Training the LSTM network includes iteratively repeating the plurality of training time steps until the likelihood measures satisfy a first convergence goal, each iteration including:

at the final training time step, likelihood measures are calculated.

15. The training method of claim 14, wherein the multi-layer feedforward neural network comprises:

an encoder having an encoder input layer comprising an attribute data input layer and an encoder output layer comprising an attribute vector output layer; and

and wherein:

Training the multi-layer feedforward neural network includes applying the hidden state of the LSTM network to the encoder input layer at a final training time step in cascade with a fixed number of attribute data elements, and iteratively performing the steps of forward propagation and backward propagation until the distance measurement satisfies a second convergence target.

16. A method of training a machine learning system (102) for embedding attributed sequence data (202, 204) comprising an attribute data portion (206, 208) having a fixed number of attribute data elements and a sequence data portion (210, 212) having a variable number of sequence data elements into a fixed-length feature representation, wherein the machine learning system comprises:

an attribute network module comprising a multi-layer feed-forward neural network (500) having an attribute data input layer and an attribute vector output layer, the attribute vector output layer comprising a first predetermined number of cells;

a sequence network module comprising a Long Short Term Memory (LSTM) network (600) comprising a second predetermined number of hidden units; and

a converged network (906), comprising: an input cascade layer (908) having a number of cells equal to a sum of the first predetermined number and the second predetermined number; and a non-linear function layer (910) comprising a fully connected feedforward neural network layer,

wherein the training method comprises the following steps:

providing a data set comprising a plurality of pairs of attributed sequence data, wherein each pair is marked to indicate whether it comprises similar or dissimilar attributed sequence data; and

for each pair of attributed sequences in the dataset,

computing pairs of attribute vectors, each attribute vector having a number of elements equal to a first predetermined number, corresponding to attribute data portions having a sequence of attributes, using a multi-layer feed-forward neural network;

computing pairs of sequence vectors using the LSTM network, each sequence vector having a number of elements equal to a second predetermined number, corresponding to the sequence data portions of the attributed sequences;

concatenating the computed attribute vector and a corresponding vector of the computed sequence vector to generate a fixed-length feature representation pair of the pair of attributed sequences (1120, 1124);

computing a non-linear transformation function of the fixed length feature representation to generate transformed feature representation pairs;

computing gradient information based on a loss function defined according to a predetermined distance metric on transformed feature representation pairs, wherein the objective is learning embedding, whereby fixed length feature representation pairs having corresponding samples of attribute sequence data have smaller distances under the predetermined distance metric when the tokens are similar than when the tokens are dissimilar; and

propagating (1122, 1126) the gradient information back through the multi-layer feed-forward neural network and the LSTM network, thereby updating the parameters of the attribute network module and the sequence network module toward achieving the goal.
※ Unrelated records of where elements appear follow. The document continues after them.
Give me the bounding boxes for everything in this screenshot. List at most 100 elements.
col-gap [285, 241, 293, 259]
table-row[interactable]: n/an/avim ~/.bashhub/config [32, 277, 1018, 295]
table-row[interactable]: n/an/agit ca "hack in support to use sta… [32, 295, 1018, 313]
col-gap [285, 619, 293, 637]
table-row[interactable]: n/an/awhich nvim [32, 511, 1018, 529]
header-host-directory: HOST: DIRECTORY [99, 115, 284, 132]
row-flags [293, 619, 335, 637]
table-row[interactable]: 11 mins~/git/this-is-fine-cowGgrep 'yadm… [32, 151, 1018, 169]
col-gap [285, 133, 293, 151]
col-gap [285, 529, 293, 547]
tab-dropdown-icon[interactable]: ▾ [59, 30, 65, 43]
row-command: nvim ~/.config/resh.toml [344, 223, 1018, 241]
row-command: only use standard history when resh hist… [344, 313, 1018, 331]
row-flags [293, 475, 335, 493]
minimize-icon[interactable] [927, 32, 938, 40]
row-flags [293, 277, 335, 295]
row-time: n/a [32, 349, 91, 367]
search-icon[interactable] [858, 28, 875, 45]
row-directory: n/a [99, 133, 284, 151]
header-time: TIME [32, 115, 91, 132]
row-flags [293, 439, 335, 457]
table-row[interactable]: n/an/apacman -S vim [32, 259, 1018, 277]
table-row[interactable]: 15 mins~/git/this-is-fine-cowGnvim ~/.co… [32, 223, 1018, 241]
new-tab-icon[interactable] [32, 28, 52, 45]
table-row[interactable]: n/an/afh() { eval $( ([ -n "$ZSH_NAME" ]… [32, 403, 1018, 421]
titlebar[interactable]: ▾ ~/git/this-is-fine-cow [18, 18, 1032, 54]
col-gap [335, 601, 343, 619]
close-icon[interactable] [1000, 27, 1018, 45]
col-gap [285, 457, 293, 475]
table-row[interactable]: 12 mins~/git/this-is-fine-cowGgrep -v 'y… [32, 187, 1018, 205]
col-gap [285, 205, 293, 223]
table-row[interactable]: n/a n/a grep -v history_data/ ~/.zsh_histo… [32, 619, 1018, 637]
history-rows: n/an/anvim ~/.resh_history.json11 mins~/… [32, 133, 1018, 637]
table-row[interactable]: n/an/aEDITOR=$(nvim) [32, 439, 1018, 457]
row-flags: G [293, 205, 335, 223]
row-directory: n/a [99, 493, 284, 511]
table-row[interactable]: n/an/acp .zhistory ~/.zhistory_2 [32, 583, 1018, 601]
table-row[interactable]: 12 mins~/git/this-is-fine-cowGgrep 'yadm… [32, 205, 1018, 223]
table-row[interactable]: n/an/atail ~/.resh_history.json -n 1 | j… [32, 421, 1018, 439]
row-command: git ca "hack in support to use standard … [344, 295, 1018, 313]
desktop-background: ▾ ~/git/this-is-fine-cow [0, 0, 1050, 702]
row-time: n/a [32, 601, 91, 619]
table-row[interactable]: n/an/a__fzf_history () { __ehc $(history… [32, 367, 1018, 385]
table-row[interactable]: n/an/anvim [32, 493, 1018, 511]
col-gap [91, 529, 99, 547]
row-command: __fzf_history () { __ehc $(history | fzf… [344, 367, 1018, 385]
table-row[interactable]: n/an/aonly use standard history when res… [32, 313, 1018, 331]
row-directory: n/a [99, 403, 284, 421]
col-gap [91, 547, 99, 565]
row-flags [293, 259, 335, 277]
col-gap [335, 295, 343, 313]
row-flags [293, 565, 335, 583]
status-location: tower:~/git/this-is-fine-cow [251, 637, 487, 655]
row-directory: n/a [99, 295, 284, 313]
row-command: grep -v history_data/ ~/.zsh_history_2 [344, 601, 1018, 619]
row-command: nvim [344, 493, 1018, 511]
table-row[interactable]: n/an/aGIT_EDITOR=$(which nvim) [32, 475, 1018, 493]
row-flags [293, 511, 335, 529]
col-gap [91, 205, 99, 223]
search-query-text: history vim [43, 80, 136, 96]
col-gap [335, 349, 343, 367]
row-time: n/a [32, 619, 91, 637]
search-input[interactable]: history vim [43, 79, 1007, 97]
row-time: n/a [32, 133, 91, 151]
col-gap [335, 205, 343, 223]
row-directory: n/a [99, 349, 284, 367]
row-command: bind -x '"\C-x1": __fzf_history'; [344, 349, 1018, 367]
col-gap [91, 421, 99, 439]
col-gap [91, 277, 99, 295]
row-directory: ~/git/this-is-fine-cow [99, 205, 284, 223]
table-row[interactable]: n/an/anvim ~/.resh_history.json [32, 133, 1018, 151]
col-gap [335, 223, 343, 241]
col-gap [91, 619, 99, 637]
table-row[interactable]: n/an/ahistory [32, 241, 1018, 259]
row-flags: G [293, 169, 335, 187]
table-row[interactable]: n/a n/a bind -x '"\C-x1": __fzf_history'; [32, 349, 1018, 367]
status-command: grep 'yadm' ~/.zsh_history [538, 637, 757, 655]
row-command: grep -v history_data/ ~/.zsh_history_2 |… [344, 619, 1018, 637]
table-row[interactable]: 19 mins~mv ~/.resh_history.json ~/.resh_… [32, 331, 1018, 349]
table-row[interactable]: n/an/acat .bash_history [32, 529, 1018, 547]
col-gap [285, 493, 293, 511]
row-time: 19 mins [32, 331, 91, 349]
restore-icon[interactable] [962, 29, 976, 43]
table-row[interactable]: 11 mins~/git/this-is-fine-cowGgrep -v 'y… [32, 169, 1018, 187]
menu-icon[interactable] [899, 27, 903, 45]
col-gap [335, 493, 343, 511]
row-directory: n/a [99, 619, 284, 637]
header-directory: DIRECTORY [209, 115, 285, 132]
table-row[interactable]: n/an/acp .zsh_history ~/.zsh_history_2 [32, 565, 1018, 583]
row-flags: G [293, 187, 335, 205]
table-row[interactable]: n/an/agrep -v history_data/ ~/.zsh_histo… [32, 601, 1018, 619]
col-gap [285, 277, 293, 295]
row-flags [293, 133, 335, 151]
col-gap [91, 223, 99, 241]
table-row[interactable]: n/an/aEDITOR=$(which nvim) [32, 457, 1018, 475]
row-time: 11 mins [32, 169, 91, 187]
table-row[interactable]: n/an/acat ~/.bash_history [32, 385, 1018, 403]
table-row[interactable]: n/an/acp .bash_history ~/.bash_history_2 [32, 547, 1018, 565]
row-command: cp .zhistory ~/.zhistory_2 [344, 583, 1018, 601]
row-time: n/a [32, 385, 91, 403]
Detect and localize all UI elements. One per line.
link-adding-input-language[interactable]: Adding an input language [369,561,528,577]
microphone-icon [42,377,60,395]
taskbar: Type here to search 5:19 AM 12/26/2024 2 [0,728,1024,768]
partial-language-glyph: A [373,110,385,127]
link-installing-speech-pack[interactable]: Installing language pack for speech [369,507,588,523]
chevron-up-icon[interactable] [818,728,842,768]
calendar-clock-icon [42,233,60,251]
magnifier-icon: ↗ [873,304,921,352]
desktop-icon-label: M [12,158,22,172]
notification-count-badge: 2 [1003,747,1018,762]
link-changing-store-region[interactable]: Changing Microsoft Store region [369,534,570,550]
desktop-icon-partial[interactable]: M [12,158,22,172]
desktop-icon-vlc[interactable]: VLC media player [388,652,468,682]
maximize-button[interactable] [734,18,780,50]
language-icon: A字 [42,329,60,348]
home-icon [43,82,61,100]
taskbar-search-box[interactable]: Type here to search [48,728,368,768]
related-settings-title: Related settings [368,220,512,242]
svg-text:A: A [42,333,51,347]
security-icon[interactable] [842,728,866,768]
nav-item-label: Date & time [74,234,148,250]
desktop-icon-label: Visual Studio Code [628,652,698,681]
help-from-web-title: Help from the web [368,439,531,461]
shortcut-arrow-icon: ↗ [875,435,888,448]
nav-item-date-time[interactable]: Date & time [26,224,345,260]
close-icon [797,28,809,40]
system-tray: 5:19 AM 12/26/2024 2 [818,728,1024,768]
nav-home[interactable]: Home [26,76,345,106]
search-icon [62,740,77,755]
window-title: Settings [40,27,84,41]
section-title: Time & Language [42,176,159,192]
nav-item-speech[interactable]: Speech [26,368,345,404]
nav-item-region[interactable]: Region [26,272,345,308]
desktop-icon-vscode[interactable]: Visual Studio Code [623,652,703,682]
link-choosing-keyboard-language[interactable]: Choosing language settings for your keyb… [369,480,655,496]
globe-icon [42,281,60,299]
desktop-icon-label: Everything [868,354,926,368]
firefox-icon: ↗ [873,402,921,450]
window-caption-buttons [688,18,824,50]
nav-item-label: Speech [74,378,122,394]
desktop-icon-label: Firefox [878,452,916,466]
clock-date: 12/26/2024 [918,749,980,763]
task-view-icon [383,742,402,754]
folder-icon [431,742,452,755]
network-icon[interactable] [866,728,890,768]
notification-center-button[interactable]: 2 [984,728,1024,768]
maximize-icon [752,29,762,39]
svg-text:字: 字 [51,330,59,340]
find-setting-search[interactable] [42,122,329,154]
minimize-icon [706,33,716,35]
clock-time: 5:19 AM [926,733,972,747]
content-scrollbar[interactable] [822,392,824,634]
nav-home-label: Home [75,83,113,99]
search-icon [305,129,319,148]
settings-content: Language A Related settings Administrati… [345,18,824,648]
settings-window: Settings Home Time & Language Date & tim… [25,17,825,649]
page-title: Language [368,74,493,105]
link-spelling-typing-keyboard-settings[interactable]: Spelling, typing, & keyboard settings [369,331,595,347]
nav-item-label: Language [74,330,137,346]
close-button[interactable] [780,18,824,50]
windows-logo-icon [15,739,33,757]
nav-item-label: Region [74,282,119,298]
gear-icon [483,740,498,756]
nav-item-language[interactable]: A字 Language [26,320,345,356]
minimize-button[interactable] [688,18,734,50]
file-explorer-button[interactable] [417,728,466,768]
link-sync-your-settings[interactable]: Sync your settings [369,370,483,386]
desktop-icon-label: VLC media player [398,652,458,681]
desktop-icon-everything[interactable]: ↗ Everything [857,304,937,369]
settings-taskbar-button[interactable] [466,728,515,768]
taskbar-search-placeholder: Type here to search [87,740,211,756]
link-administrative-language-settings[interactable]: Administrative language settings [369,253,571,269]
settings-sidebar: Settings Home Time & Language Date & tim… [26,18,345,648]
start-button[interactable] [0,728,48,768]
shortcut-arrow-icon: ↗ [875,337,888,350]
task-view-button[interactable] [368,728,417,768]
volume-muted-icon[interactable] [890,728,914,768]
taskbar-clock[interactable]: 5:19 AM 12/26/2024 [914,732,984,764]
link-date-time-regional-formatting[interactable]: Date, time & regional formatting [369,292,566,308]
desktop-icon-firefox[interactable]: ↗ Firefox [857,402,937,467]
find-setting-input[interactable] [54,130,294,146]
17. A computer-readable storage medium having stored thereon a computer program comprising instructions which, when executed by a processor, cause the processor to carry out the steps of the method according to any one of claims 10-16.

18. An apparatus comprising means for performing the method of any of claims 10-16.

19. An apparatus, comprising:

a processor; and

a memory coupled to the processor and comprising instructions stored thereon that, when executed by the processor, cause the processor to perform the method of any of claims 10-16.